Whatsapp, which following last week’s $16bn acquisition by Facebook is now the largest startup M&A deal in history, makes a good case study. This is from a post about the company and exit from their investor Sequoia:
From the moment they opened the doors of WhatsApp, Jan and Brian wanted a different kind of company. While others sought attention, Jan and Brian shunned the spotlight, refusing even to hang a sign outside the WhatsApp offices in Mountain View. As competitors promoted games and rushed to build platforms, Jan and Brian remained devoted to a clean, lightning fast communications service that works flawlessly.
The note pictured above is apparently taped to one of the founder’s desks and it sums up what they Whatsapp is about: great user experience. They process 50bn messages per day with 99.9% uptime and a service so good that 72% of active users come back daily.
And they do that with 32 people. Amazing.

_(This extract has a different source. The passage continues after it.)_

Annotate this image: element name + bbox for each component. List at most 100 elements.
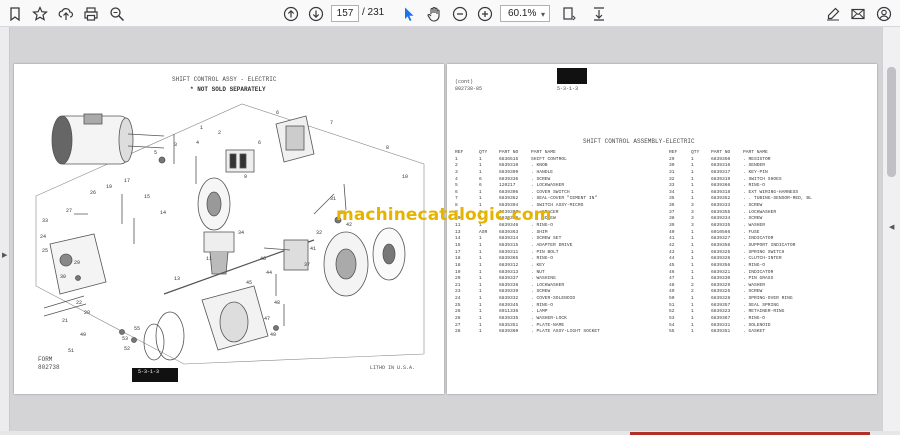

Finally a note on Whatsapp’s valuation – the $16bn price tag ($19bn including employee retention bonuses) is best understood in the context of Facebook’s valuation ($180bn as I write this). If Whatsapp as an independent company, or more likely in the hands of Google, could have become a powerful competitor that took 10% of Facebook’s business then this is money well spent.
I’ve just read about an interview with Laszlo Bock, head of hiring for Google. Here’s what they look for in candidates:
- Cognitive ability – the ability to learn, to process on the fly, and to pull together disparate information
- Emergent leadership – the ability to step up and lead when necessary and to step back when it’s best for others to lead
- Ownership – taking responsibility for solving problems
- Humility – the ability to step back and accept other people’s solutions and to learn from failure (rather than attribute it to shortcomings of others or lack of resources..)
- Expertise – the least important of the five
Interesting things that aren’t on the list
- Good grades
- Traditional leadership (e.g. Captain of the Chess Club)
These are pretty good lists for anyone to use, and they’re not just intuited, they are data driven. Google being Google scores candidates on multiple dimensions and correlates the scores with performance on the job. Over time they have found that the criteria above are the best predictors of success post hire.